A groundbreaking advance in quickly detecting sepsis using machine learning has been pioneered by researchers in the Hancock Lab and the department of microbiology and immunology at UBC.
Sepsis is one of the biggest killers in the world, responsible for one in five deaths worldwide including those from severe COVID-19 disease, but it is difficult to detect early. It’s defined as the body’s dysfunctional response to an infection and has a variety of symptoms—including fever, fatigue, hyperventilation and a fast heart rate—that may appear at first to be from other diseases.
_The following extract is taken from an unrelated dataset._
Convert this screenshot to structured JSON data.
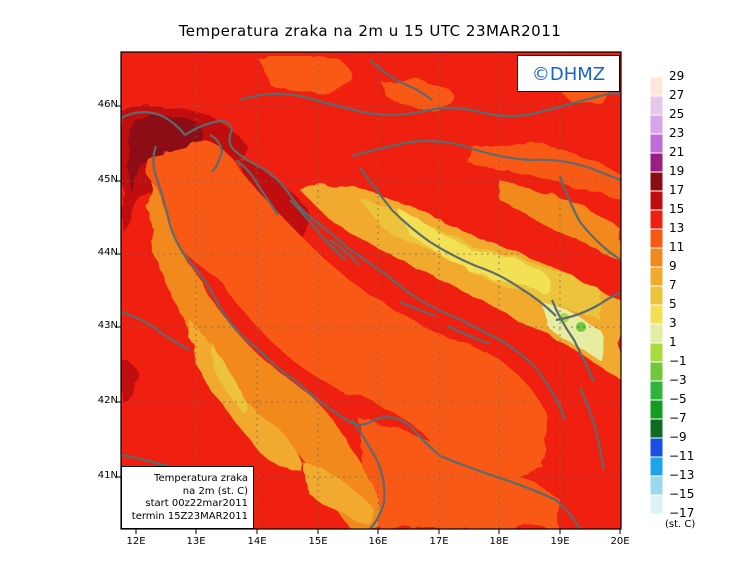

“This new technique dissects the dysfunctional immune responses involved in sepsis like never before, providing new insights into the biological processes involved in sepsis of any type, including that from COVID-19,” says Arjun Baghela (he/him), a graduate student in the Hancock Lab who led the analysis. “People don’t know much about sepsis, but in 2020, the numbers of deaths from life-threatening sepsis are likely much higher than one in five, since pretty much everyone who has died from COVID-19 has actually died from sepsis.”
It usually takes 24-48 hours before physicians and healthcare providers can be certain the patient has sepsis. But for every hour’s delay in providing treatment—typically a potent regimen of antibiotics—the risk of death increases by as much as 7.6 per cent, highlighting the need for rapid detection.
“Typically, a patient arrives in the emergency room feeling profoundly ill, with a bunch of symptoms that are fairly non-specific,” says Dr. Bob Hancock, a UBC Killam professor in the department of microbiology and immunology. “The physician looks at that patient if they have an aggregate of symptoms and says, ‘This is a patient that might have sepsis,’ but only if they have some certainty can they start to treat them immediately. They’re in a bit of a ‘look-and-see’ game for the first 24-48 hours.”
Hancock says that because sepsis is so common, rampant antimicrobial resistance is a risk if antibiotics are used more than necessary. “You really want to learn that the patient has sepsis as early as possible.”
For the study, which included the largest-ever clinical genomics study of emergency room (ER) patients, researchers examined a total of 348 patients across four different continents. They confirmed their findings by re-examining two other large studies for a total of 1,062 patients. The blood of these patients underwent sequencing that revealed the expression levels of genes, which determines which proteins are produced and thus served to report on the immune status (including dysfunction) of sepsis patients.
The research showed that severe sepsis can be detected when a person first arrives for medical care. Using machine learning, also known as artificial intelligence, the researchers were able to identify sets of genes that predict whether a patient will acquire severe sepsis, and could make sense of the five distinct ways (subtypes/endotypes) in which sepsis manifests itself.
This will lead to tests that allow healthcare providers to quickly identify the body’s dysfunctional response to an infection by measuring these specific gene-expression biomarkers associated with the disease. The technique is also 97-per-cent accurate in identifying which of the five endotypes of sepsis occurs in each patient. This is important because two subtypes are associated with a much higher risk of severe sepsis and death. These biomarkers also worked in the ICU, where it was shown that one endotype was particularly deadly, with a mortality rate of 46 per cent.
Quickly identifying the type of sepsis will help physicians determine the appropriate treatment. The team also identified other biomarkers that assess the severity of sepsis (e.g. causing organ failure) and the risk of death.
The technology for measuring gene expression is already present in hospitals, and the technique can be performed within two hours of admission to the ER.
The study “Predicting sepsis severity at first clinical presentation: the role of endotypes and mechanistic signatures” was published in EBioMedicine.